FEDERATED LEARNING USING A MIXTURE OF EXPERTS

Abstract

Federated learning has received attention for its efficiency and privacy benefits, in settings where data is distributed among devices. Although federated learning shows significant promise as a key approach when data cannot be shared or centralized, current incarnations show limited privacy properties and have shortcomings when applied to common real-world scenarios. One such scenario is heterogeneous data among devices, where data may come from different generating distributions. In this paper, we propose a federated learning framework using a mixture of experts to balance the specialist nature of a locally trained model with the generalist knowledge of a global model in a federated learning setting. Our results show that the mixture of experts model is better suited as a personalized model for devices when data is heterogeneous, outperforming both global and local models. Furthermore, our framework gives strict privacy guarantees, which allows clients to select parts of their data that may be excluded from the federation. The evaluation shows that the proposed solution is robust to the setting where some users require a strict privacy setting and do not disclose their models to a central server at all, opting out from the federation partially or entirely.
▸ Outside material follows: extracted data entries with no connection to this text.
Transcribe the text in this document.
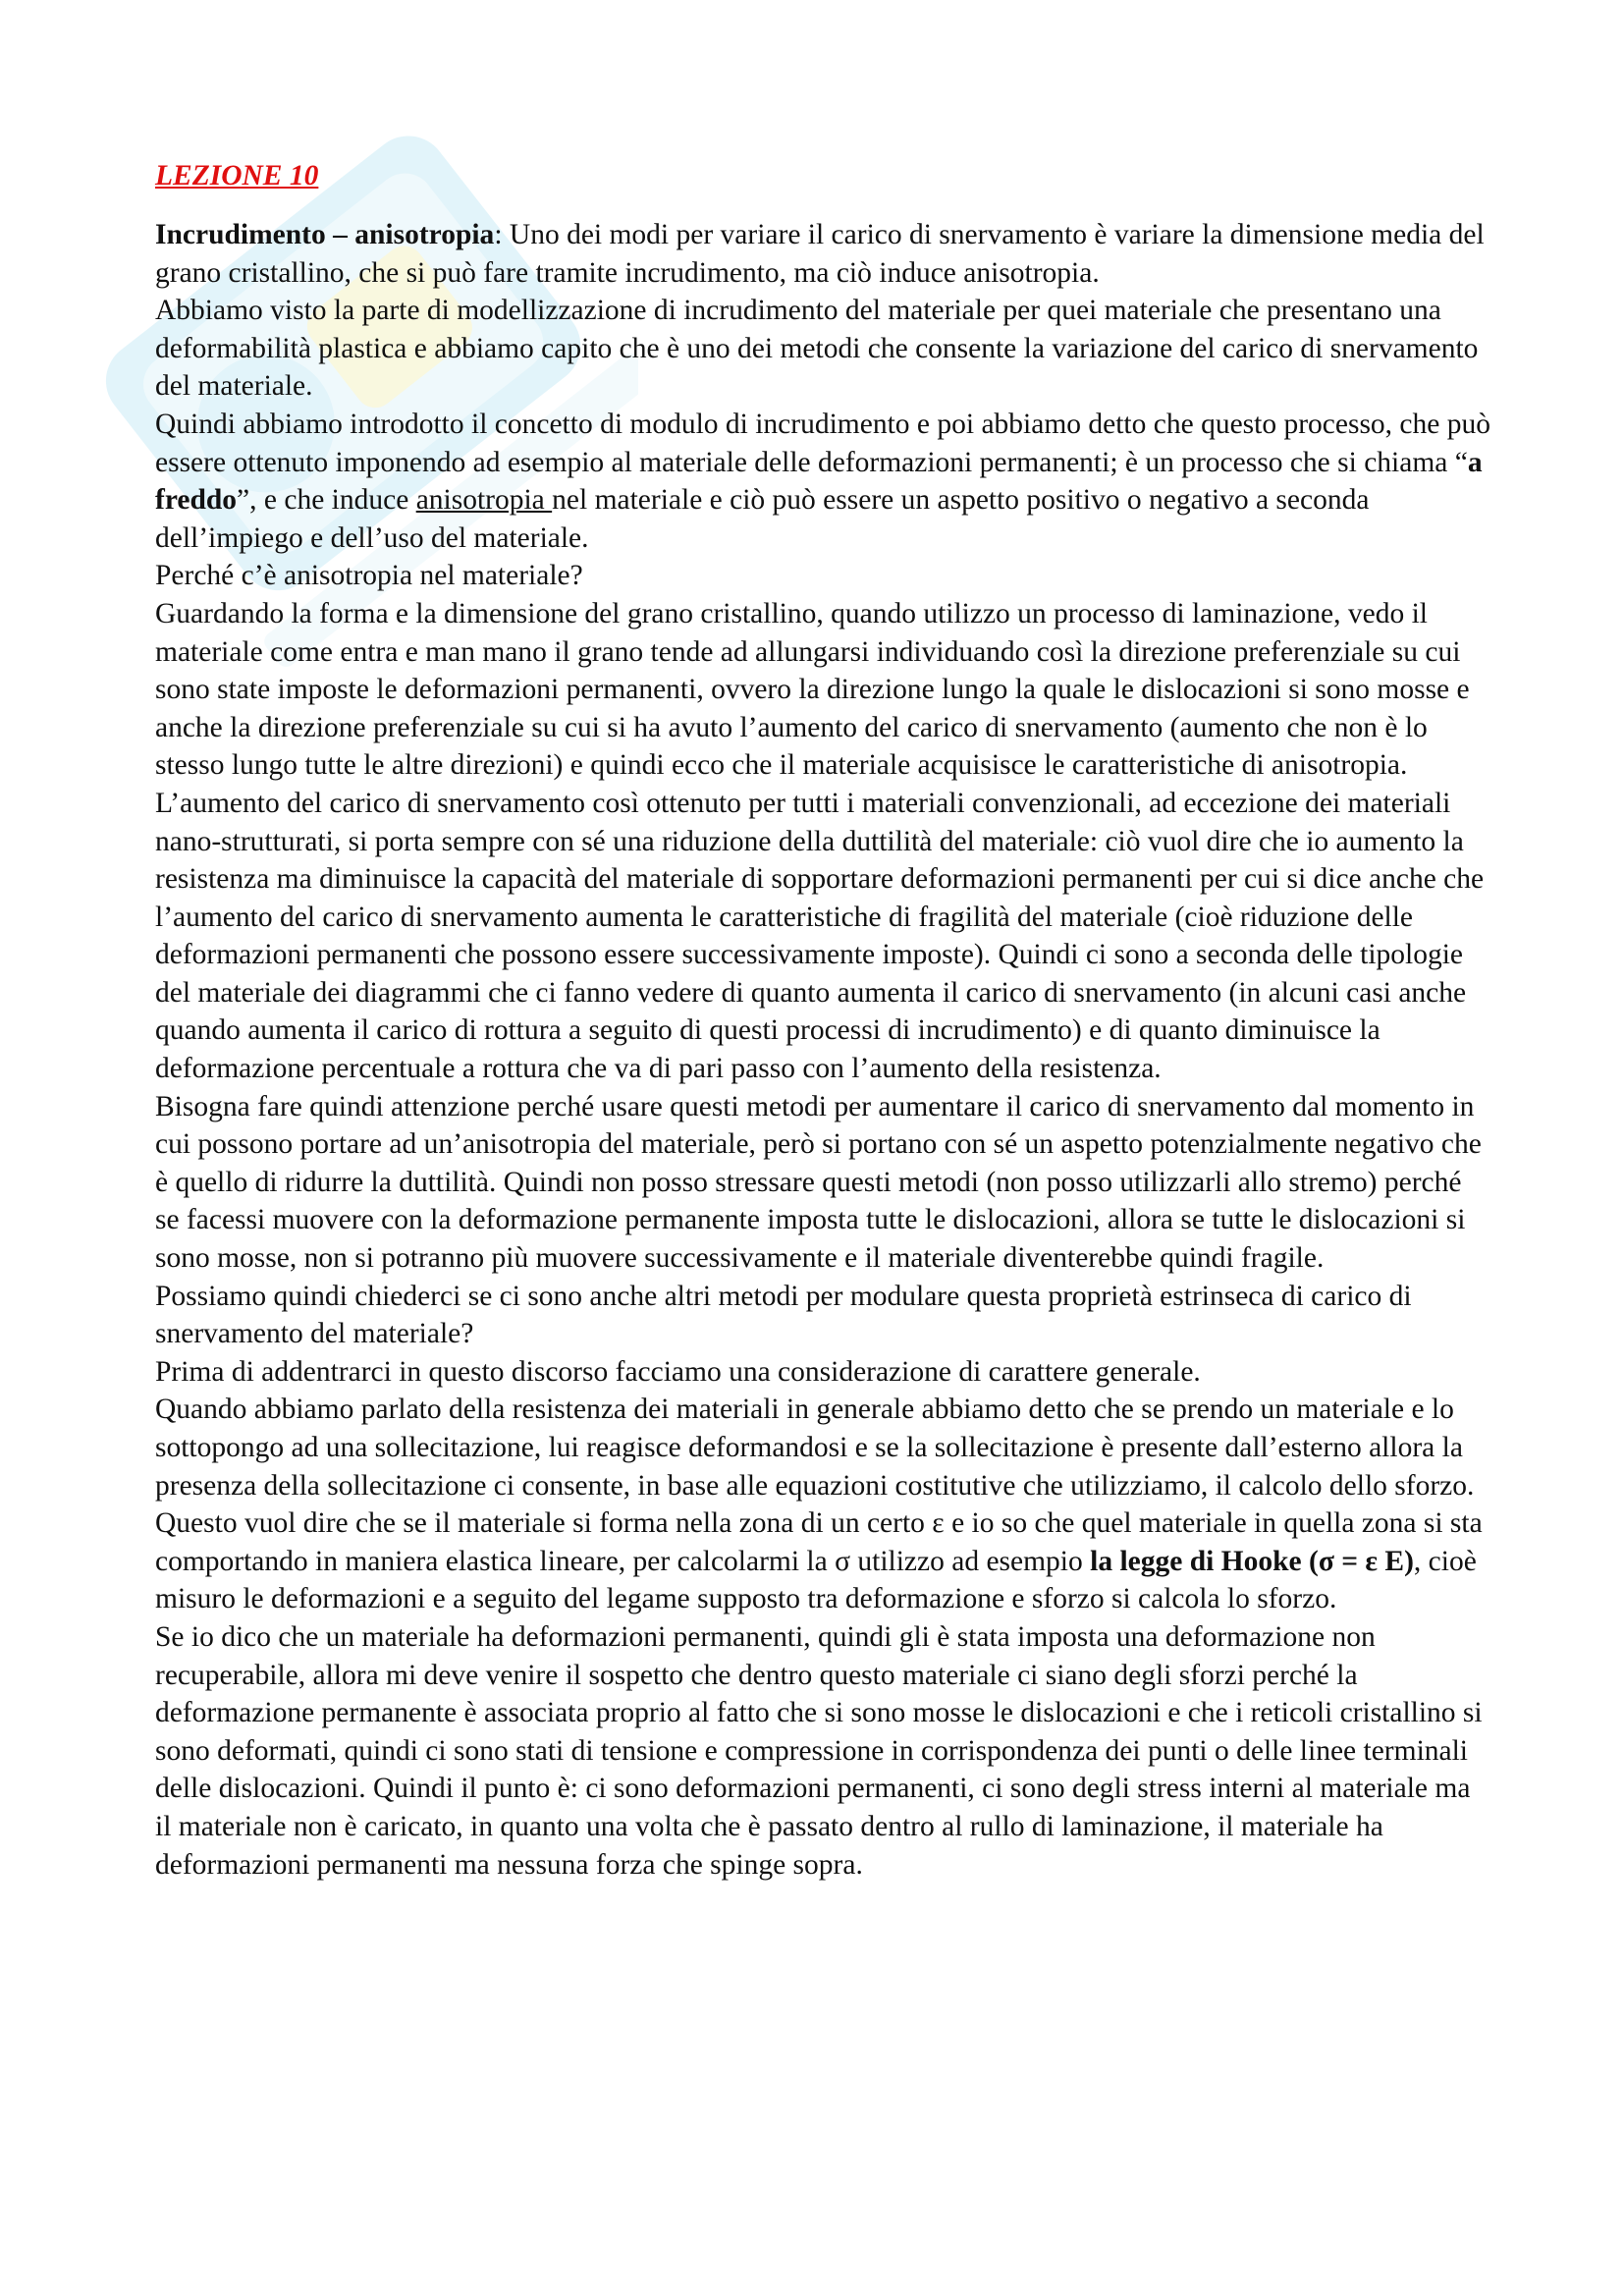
LEZIONE 10

Incrudimento – anisotropia: Uno dei modi per variare il carico di snervamento è variare la dimensione media del grano cristallino, che si può fare tramite incrudimento, ma ciò induce anisotropia.

Abbiamo visto la parte di modellizzazione di incrudimento del materiale per quei materiale che presentano una deformabilità plastica e abbiamo capito che è uno dei metodi che consente la variazione del carico di snervamento del materiale.

Quindi abbiamo introdotto il concetto di modulo di incrudimento e poi abbiamo detto che questo processo, che può essere ottenuto imponendo ad esempio al materiale delle deformazioni permanenti; è un processo che si chiama “a freddo”, e che induce anisotropia nel materiale e ciò può essere un aspetto positivo o negativo a seconda dell’impiego e dell’uso del materiale.

Perché c’è anisotropia nel materiale?

Guardando la forma e la dimensione del grano cristallino, quando utilizzo un processo di laminazione, vedo il materiale come entra e man mano il grano tende ad allungarsi individuando così la direzione preferenziale su cui sono state imposte le deformazioni permanenti, ovvero la direzione lungo la quale le dislocazioni si sono mosse e anche la direzione preferenziale su cui si ha avuto l’aumento del carico di snervamento (aumento che non è lo stesso lungo tutte le altre direzioni) e quindi ecco che il materiale acquisisce le caratteristiche di anisotropia.

L’aumento del carico di snervamento così ottenuto per tutti i materiali convenzionali, ad eccezione dei materiali nano-strutturati, si porta sempre con sé una riduzione della duttilità del materiale: ciò vuol dire che io aumento la resistenza ma diminuisce la capacità del materiale di sopportare deformazioni permanenti per cui si dice anche che l’aumento del carico di snervamento aumenta le caratteristiche di fragilità del materiale (cioè riduzione delle deformazioni permanenti che possono essere successivamente imposte). Quindi ci sono a seconda delle tipologie del materiale dei diagrammi che ci fanno vedere di quanto aumenta il carico di snervamento (in alcuni casi anche quando aumenta il carico di rottura a seguito di questi processi di incrudimento) e di quanto diminuisce la deformazione percentuale a rottura che va di pari passo con l’aumento della resistenza.

Bisogna fare quindi attenzione perché usare questi metodi per aumentare il carico di snervamento dal momento in cui possono portare ad un’anisotropia del materiale, però si portano con sé un aspetto potenzialmente negativo che è quello di ridurre la duttilità. Quindi non posso stressare questi metodi (non posso utilizzarli allo stremo) perché se facessi muovere con la deformazione permanente imposta tutte le dislocazioni, allora se tutte le dislocazioni si sono mosse, non si potranno più muovere successivamente e il materiale diventerebbe quindi fragile.

Possiamo quindi chiederci se ci sono anche altri metodi per modulare questa proprietà estrinseca di carico di snervamento del materiale?

Prima di addentrarci in questo discorso facciamo una considerazione di carattere generale.

Quando abbiamo parlato della resistenza dei materiali in generale abbiamo detto che se prendo un materiale e lo sottopongo ad una sollecitazione, lui reagisce deformandosi e se la sollecitazione è presente dall’esterno allora la presenza della sollecitazione ci consente, in base alle equazioni costitutive che utilizziamo, il calcolo dello sforzo. Questo vuol dire che se il materiale si forma nella zona di un certo ε e io so che quel materiale in quella zona si sta comportando in maniera elastica lineare, per calcolarmi la σ utilizzo ad esempio la legge di Hooke (σ = ε E), cioè misuro le deformazioni e a seguito del legame supposto tra deformazione e sforzo si calcola lo sforzo.

Se io dico che un materiale ha deformazioni permanenti, quindi gli è stata imposta una deformazione non recuperabile, allora mi deve venire il sospetto che dentro questo materiale ci siano degli sforzi perché la deformazione permanente è associata proprio al fatto che si sono mosse le dislocazioni e che i reticoli cristallino si sono deformati, quindi ci sono stati di tensione e compressione in corrispondenza dei punti o delle linee terminali delle dislocazioni. Quindi il punto è: ci sono deformazioni permanenti, ci sono degli stress interni al materiale ma il materiale non è caricato, in quanto una volta che è passato dentro al rullo di laminazione, il materiale ha deformazioni permanenti ma nessuna forza che spinge sopra.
The proposed framework is general enough to include any kinds of machine learning models, and can even use combinations of different kinds.

1. INTRODUCTION

In many real-world scenarios, data is distributed over a large number of devices, due to privacy concerns or communication limitations. Federated learning is a framework that can leverage this data in a distributed learning setup. This allows for exploiting both the compute power of all participating clients, and to benefit from a large joint training data set. Furthermore, this is beneficial for privacy and data security. For example, in keyboard prediction for smartphones, thousands or even millions of users produce keyboard input that can be leveraged as training data. The training can ensue directly on the devices, doing away with the need for costly data transfer, storage, and immense compute on a central server (Hard et al., 2018) . The medical field is another example area where data is extremely sensitive and may have to stay on premise, and a setting where analysis may require distributed and privacy-protecting approaches. In settings with such firm privacy



Figure 1: Overview: Federated mixtures of experts using local gating functions. Some clients optout from federation, not contributing to the global model and keeping their data completely private.